16.11.2016 09:30 Uhr

Nach der Langeweile die Hoffnung

2016 war ein Jahr zum Vergessen. Das österreichische Nationalteam hat es hinter sich. Der Trennungsschmerz hält sich nach der bescheidenen Nullnummer gegen die Slowakei in Grenzen. 2017 kann nur besser werden, oder?

Die Jahresbilanz ist so schlecht wie noch nie in der immerhin fünf Jahre währenden Teamchef-Ära Marcel Koller. Das ÖFB-Team hält 2016 bei drei Siegen, drei Remis und gleich sechs Niederlagen. "Europhorie" ist längst der "EMtäuschung" gewichen. In die WM-Qualifikation wurde ein Fehlstart hingelegt und die Endrunden-Teilnahme in Russland 2018 ist in weite Ferne gerückt.

Die Chance auf einen versöhnlichen Jahresabschluss wurde am Dienstagabend vergeben. Österreichs durchgewürfeltes Nationalteam und die B-Elf der Slowakei langweilten sich zu einer Nullnummer im November-Regen.

"Jeder muss drauflegen. Das war heute nicht so da"

"Natürlich hätten wir gerne gewonnen, das wäre wichtig gewesen. Man muss viel dafür tun. Ich habe vor dem Spiel gesagt, jeder muss drauflegen, um einen Sieg zu erreichen, das war heute nicht so da", urteilte der Teamchef nach dem Spiel.

Koller selbst hatte seine Mannschaft ordentlich durchgemischt. Brachte die Debütanten Andreas Lukse und Michael Madl von Beginn, ebenso wie Valentino Lazaro erstmals als Rechtsverteidiger. Markus Suttner, Lukas Hinterseer und Karim Onisiwo bekamen die Chance, sich als Alternativen zu präsentieren. Nach Seitenwechsel kam mit Stefan Stangl ein weiterer Debütant.

"Ich wollte auch einmal andere Spieler sehen und nicht nur eine Viertelstunde lang", so Koller. "Madl hat hinten sehr gut gespielt und Lukse hat zweimal hervorragend gehalten." Auch bei einem 0:0 kann es durchaus Sieger geben.

Zahlreiche Umstellungen im ÖFB-Team

Marcel Koller mag die Dinge zwar nicht gerne auf den Kopf stellen, leistete aber durch zahlreiche Umstellungen einen wesentlichen Beitrag dazu, den geordneten Spielfluss im Test gegen die Slowakei zu unterbinden.

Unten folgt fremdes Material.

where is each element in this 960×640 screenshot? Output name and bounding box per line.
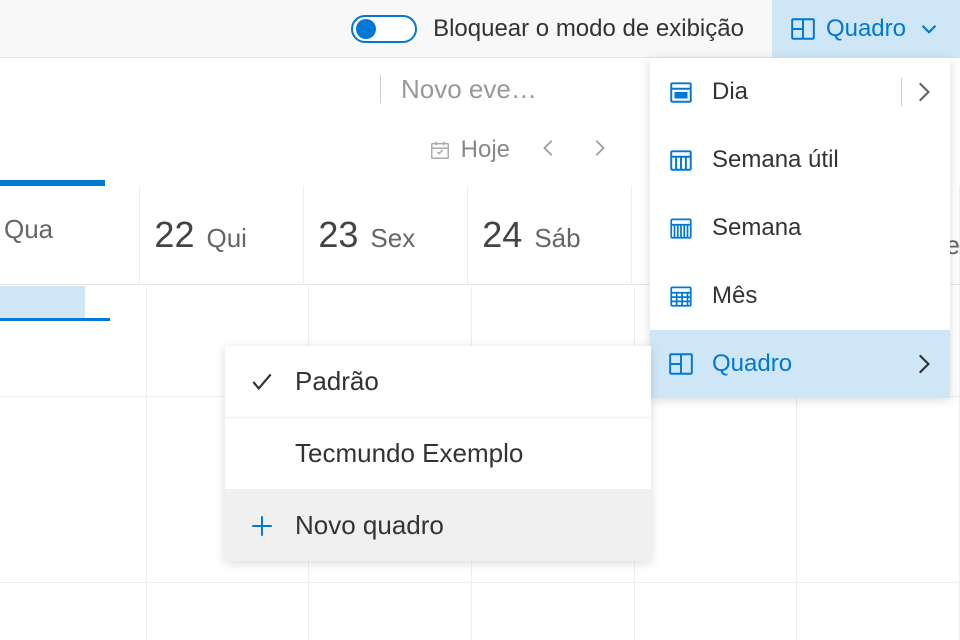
row-line — [635, 582, 797, 583]
submenu-item-example[interactable]: Tecmundo Exemplo — [225, 418, 651, 490]
chevron-down-icon — [916, 16, 942, 42]
today-button[interactable]: Hoje — [429, 136, 510, 164]
day-name: Sex — [370, 223, 415, 254]
plus-icon — [249, 513, 275, 539]
spacer — [249, 441, 275, 467]
view-item-label: Dia — [712, 78, 748, 106]
chevron-right-icon — [910, 351, 936, 377]
arrow-right-icon — [588, 137, 610, 159]
day-name: Qui — [206, 223, 246, 254]
day-num: 22 — [154, 214, 194, 256]
submenu-item-default[interactable]: Padrão — [225, 346, 651, 418]
lock-view-toggle[interactable] — [351, 15, 417, 43]
view-menu: Dia Semana útil Semana — [650, 58, 950, 398]
event-block[interactable] — [0, 286, 85, 318]
divider — [380, 75, 381, 103]
divider — [901, 78, 902, 106]
lock-view-toggle-container: Bloquear o modo de exibição — [351, 15, 744, 43]
board-submenu: Padrão Tecmundo Exemplo Novo quadro — [225, 346, 651, 561]
day-header-fri[interactable]: 23 Sex — [304, 186, 468, 284]
workweek-icon — [668, 147, 694, 173]
chevron-right-icon — [910, 79, 936, 105]
view-item-label: Semana útil — [712, 146, 839, 174]
submenu-label: Novo quadro — [295, 510, 444, 541]
view-item-month[interactable]: Mês — [650, 262, 950, 330]
new-event-label: Novo eve… — [401, 74, 537, 105]
view-item-workweek[interactable]: Semana útil — [650, 126, 950, 194]
day-name: Qua — [4, 214, 53, 245]
row-line — [797, 582, 959, 583]
new-event-button[interactable]: Novo eve… — [380, 74, 537, 105]
month-icon — [668, 283, 694, 309]
toggle-knob — [356, 19, 376, 39]
view-item-board[interactable]: Quadro — [650, 330, 950, 398]
view-item-week[interactable]: Semana — [650, 194, 950, 262]
day-header-sat[interactable]: 24 Sáb — [468, 186, 632, 284]
calendar-col[interactable] — [0, 286, 147, 640]
day-header-wed[interactable]: Qua — [0, 186, 140, 284]
row-line — [0, 396, 146, 397]
prev-arrow[interactable] — [538, 137, 560, 164]
view-item-day[interactable]: Dia — [650, 58, 950, 126]
board-icon — [790, 16, 816, 42]
today-label: Hoje — [461, 136, 510, 164]
arrow-left-icon — [538, 137, 560, 159]
week-icon — [668, 215, 694, 241]
view-mode-button[interactable]: Quadro — [772, 0, 960, 58]
view-item-label: Mês — [712, 282, 757, 310]
view-mode-label: Quadro — [826, 15, 906, 43]
submenu-label: Tecmundo Exemplo — [295, 438, 523, 469]
day-num: 24 — [482, 214, 522, 256]
top-bar: Bloquear o modo de exibição Quadro — [0, 0, 960, 58]
lock-view-label: Bloquear o modo de exibição — [433, 15, 744, 43]
submenu-item-new[interactable]: Novo quadro — [225, 490, 651, 561]
check-icon — [249, 369, 275, 395]
day-num: 23 — [318, 214, 358, 256]
row-line — [0, 582, 146, 583]
row-line — [472, 582, 634, 583]
submenu-label: Padrão — [295, 366, 379, 397]
next-arrow[interactable] — [588, 137, 610, 164]
event-underline — [0, 318, 110, 321]
board-icon — [668, 351, 694, 377]
day-header-thu[interactable]: 22 Qui — [140, 186, 304, 284]
calendar-today-icon — [429, 139, 451, 161]
row-line — [147, 582, 309, 583]
day-name: Sáb — [534, 223, 580, 254]
day-icon — [668, 79, 694, 105]
view-item-label: Semana — [712, 214, 801, 242]
view-item-label: Quadro — [712, 350, 792, 378]
row-line — [309, 582, 471, 583]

Onisiwo besetzte während seiner 84 Einsatzminuten gleich mehrere Positionen. Stammspielern wurde mitunter ein Urlaub vom Ich gegönnt: Martin Harnik als Spitze, Florian Klein im rechten Mittelfeld, Aleksandar Dragović zeitweise auf der Sechs und David Alaba zuerst in der ungewohnten Zuschauerrolle, dann als Kapitän mit Offensivdrang. Ob es für Koller neue Aufschlüsse gab oder ob es einfach nur half, die Köpfe frei zu bekommen, wird die Zukunft weisen.

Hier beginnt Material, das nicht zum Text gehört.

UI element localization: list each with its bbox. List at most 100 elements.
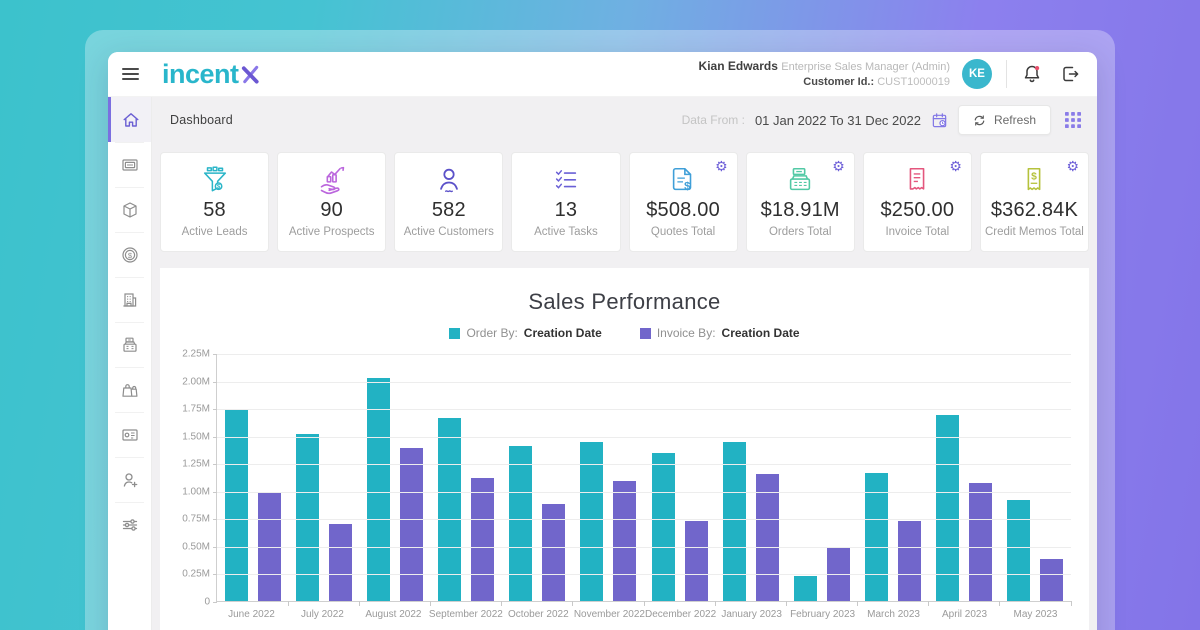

Bis zur nächsten Partie in der WM-Qualifikation am 24. März gegen die Republik Moldau können folgende Themen für Gesprächsstoff sorgen:

Die Klasse von 2007

Österreichs U20-Nationalteam erreichte bei der WM 2007 in Kanada den sensationellen vierten Platz. Fast zehn Jahre ist das Turnier her, der Jahrgang sorgt mit den beiden Spätzündern Andreas Lukse ("Ich bin froh, die Kurve gekratzt zu haben") und Michael Madl noch immer für Teamdebüts und Nachschub.
>> ÖFB-Kader U20-WM 2007

Der Almer-Ersatz

Noch einmal Andreas Lukse. Als erster Spieler des SCR Altach durfte der 29-Jährige das ÖFB-Dress tragen. Wichtiger waren aber zwei sehr starke Reflexe, die Österreich womöglich vor einer Niederlage bewahrten. Lukse hat mit seinem "Clean Sheet" beim Debüt die Feuerprobe bestanden: "Wenn man zu null spielt, kann man zufrieden sein. Zwei wichtige Bälle waren zu halten, da war ich da." Ramazan Özcan ist als erste Alternative zum derzeit verletzten Robert Almer nicht mehr in Stein gemeißelt. Randnotiz: U21-Keeper Daniel Bachmann zeigte im EM-Playoff gegen Spanien starke Paraden.

Auch vorne die Null

Marc Janko fehlt nur noch ein Tor, um mit Johann Horvath (29) auf Platz drei der ewigen ÖFB-Schützenliste gleichzuziehen. Dann lägen nur noch Toni Polster (44) und Hans Krank (34) vor dem 33-Jährigen. Hinter Janko fehlen allerdings Torgaranten. "Vom Spielerischen her hatten wir in der ersten Hälfte zwei Möglichkeiten, da wollte der Ball nicht rein", wusste auch Koller. Sofern die Zeit es beim nächsten Lehrgang erlaubt, sollten Deni Alar und Guido Burgstaller zumindest ins Team schnuppern dürfen.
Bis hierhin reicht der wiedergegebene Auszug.